Although these days he leaves race strategy in the brilliantly capable hands of Ross Brawn, Todt does possess a powerful weapon in the field: he is a human computer. “You can fire any set of numbers at him and he comes back with an instant answer,” says Wright. Some of the brilliant, recent, on-the-hoof Ferrari race decisions have surely been aided by this ability. As a team manager he’s perfectly balanced, yin and yang. Aggressively expansionist one moment – recruiting the best, then bullying management into giving the team what’s necessary – and passive the next – standing back and letting them do their jobs. He gives so much to that role, though, it leaves little room for anything outside it. “There are only two things in his life,” asserts Vatanen, “his son and his work. I’ve said in the past that his marriages will never work because he is a workaholic. I think he sleeps in the Ferrari office because I call him at about ten in the evening and unfailingly he’s still there. When the workers leave, they see his car and when they get back in the morning, the car is still there.”

Work rate and talent. It’s a formidable armoury for his opponents, and Ferrari being Ferrari, not all of those have resided outside the team. When Todt took over, for example, Lauda was still retained as a consultant. His presence had perhaps been a security blanket of trusted familiarity for Montezemelo, but there were clear conflicts between the Austrian and Todt. Lauda is no longer there. It conformed to the pattern of Todt’s insistence of autonomy and the sparks that fly when a equally wilful character refuses to surrender his individualism to Jean’s collectivism. See also Rosberg and Alesi.

And Barnard. Todt inherited a situation where John Barnard designed the Ferraris from his base in the UK, leaving Maranello as little more than a race base and engine factory. Given Todt’s obsession with team spirit, it seemed certain that this arrangement wouldn’t survive beyond Barnard’s contract. It didn’t.

But look at Ferrari the team now and compare it to what he took over. It’s a fighting unit once more, still with passion, but channelled.

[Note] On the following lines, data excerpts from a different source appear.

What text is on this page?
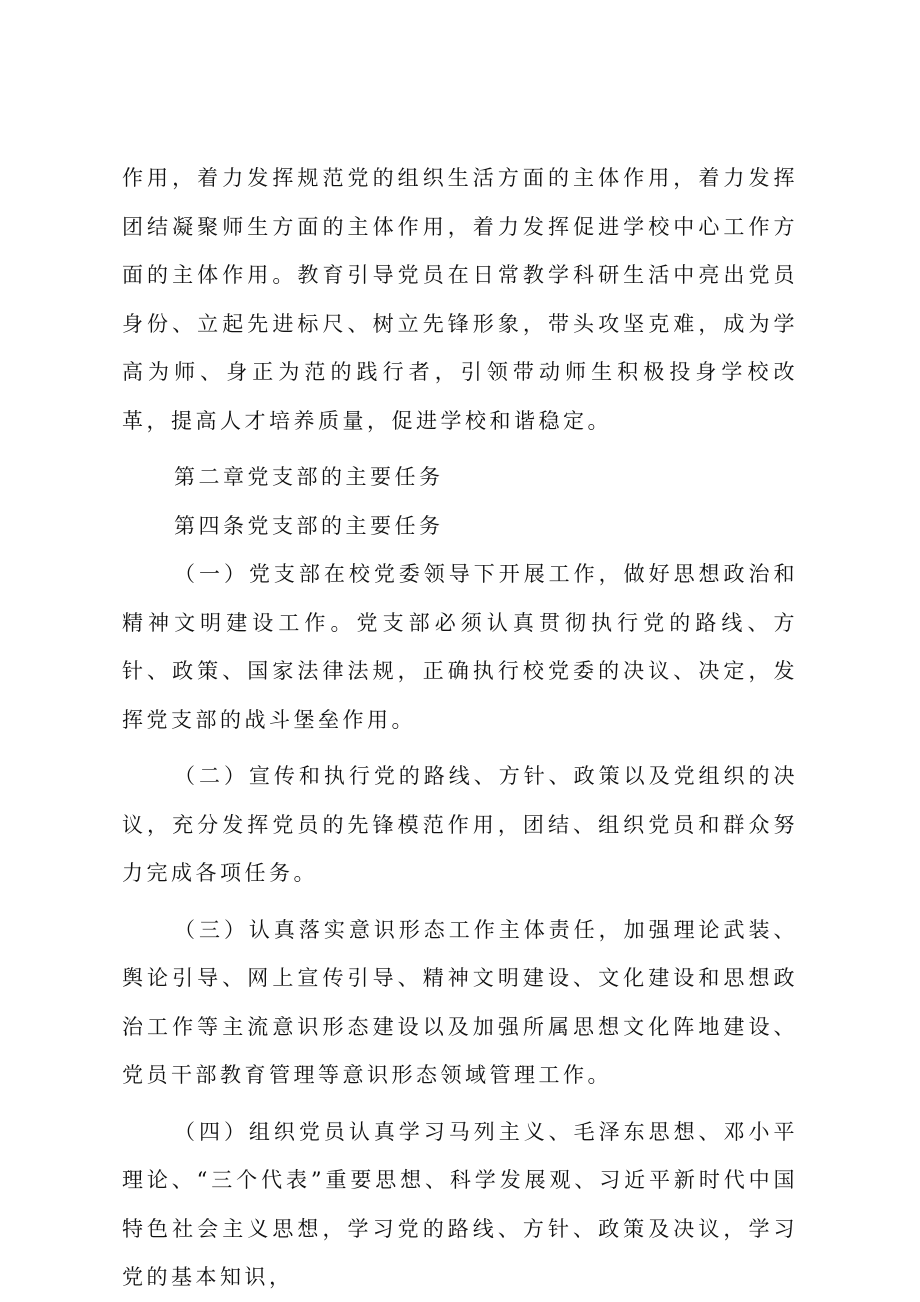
作用，着力发挥规范党的组织生活方面的主体作用，着力发挥团结凝聚师生方面的主体作用，着力发挥促进学校中心工作方面的主体作用。教育引导党员在日常教学科研生活中亮出党员身份、立起先进标尺、树立先锋形象，带头攻坚克难，成为学高为师、身正为范的践行者，引领带动师生积极投身学校改革，提高人才培养质量，促进学校和谐稳定。

第二章党支部的主要任务

第四条党支部的主要任务

（一）党支部在校党委领导下开展工作，做好思想政治和精神文明建设工作。党支部必须认真贯彻执行党的路线、方针、政策、国家法律法规，正确执行校党委的决议、决定，发挥党支部的战斗堡垒作用。

（二）宣传和执行党的路线、方针、政策以及党组织的决议，充分发挥党员的先锋模范作用，团结、组织党员和群众努力完成各项任务。

（三）认真落实意识形态工作主体责任，加强理论武装、舆论引导、网上宣传引导、精神文明建设、文化建设和思想政治工作等主流意识形态建设以及加强所属思想文化阵地建设、党员干部教育管理等意识形态领域管理工作。

（四）组织党员认真学习马列主义、毛泽东思想、邓小平理论、“三个代表”重要思想、科学发展观、习近平新时代中国特色社会主义思想，学习党的路线、方针、政策及决议，学习党的基本知识，
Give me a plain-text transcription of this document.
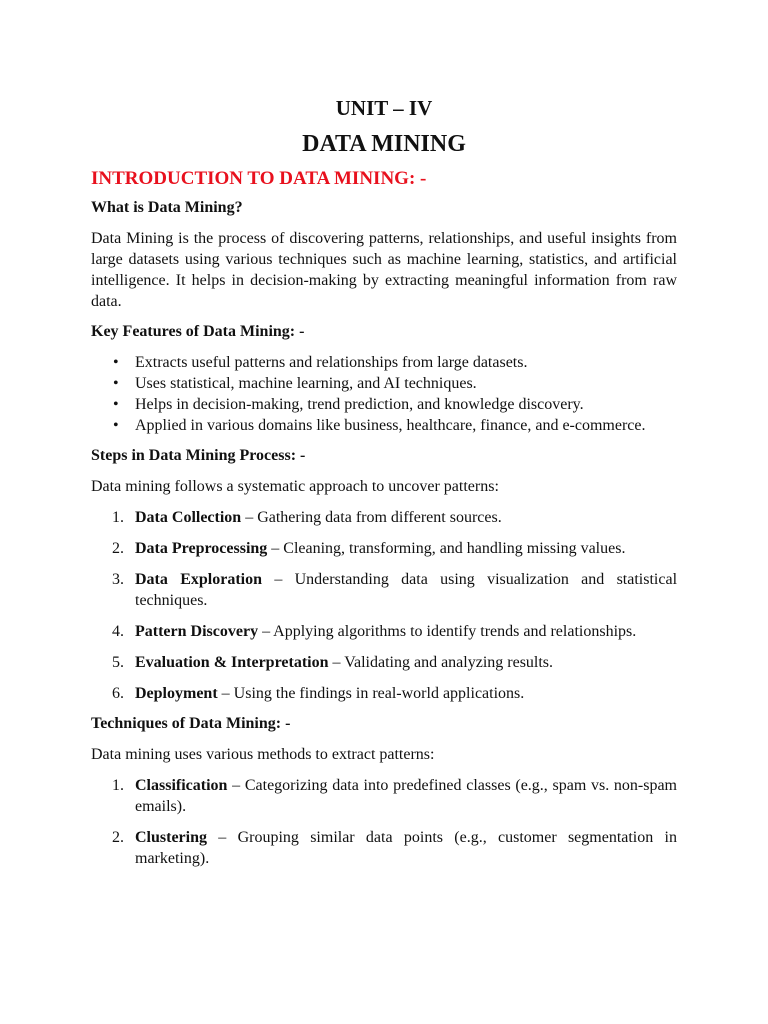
UNIT – IV
DATA MINING
INTRODUCTION TO DATA MINING: -
What is Data Mining?

Data Mining is the process of discovering patterns, relationships, and useful insights from large datasets using various techniques such as machine learning, statistics, and artificial intelligence. It helps in decision-making by extracting meaningful information from raw data.

Key Features of Data Mining: -
• Extracts useful patterns and relationships from large datasets.
• Uses statistical, machine learning, and AI techniques.
• Helps in decision-making, trend prediction, and knowledge discovery.
• Applied in various domains like business, healthcare, finance, and e-commerce.
Steps in Data Mining Process: -

Data mining follows a systematic approach to uncover patterns:

1. Data Collection – Gathering data from different sources.
2. Data Preprocessing – Cleaning, transforming, and handling missing values.
3. Data Exploration – Understanding data using visualization and statistical techniques.
4. Pattern Discovery – Applying algorithms to identify trends and relationships.
5. Evaluation & Interpretation – Validating and analyzing results.
6. Deployment – Using the findings in real-world applications.
Techniques of Data Mining: -

Data mining uses various methods to extract patterns:

1. Classification – Categorizing data into predefined classes (e.g., spam vs. non-spam emails).
2. Clustering – Grouping similar data points (e.g., customer segmentation in marketing).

The fight is now directed to its rivals rather than turning in on itself. Not all of that is Todt, of course; there are the contributions of Schumacher, Brawn and Byrne to name just three. But he was not only instrumental in bringing those people – guided by his principle of going for the best available – but it’s only through the structure he built between ’93 and ’96 that such talent has not been wasted.

These days he talks of finally bringing back the world crown to Maranello and makes occasional reference to what he might do afterwards – take a holiday, get to know some of the countries he’s only visited fleetingly when working. But those who know him say he’d be bored within a few minutes.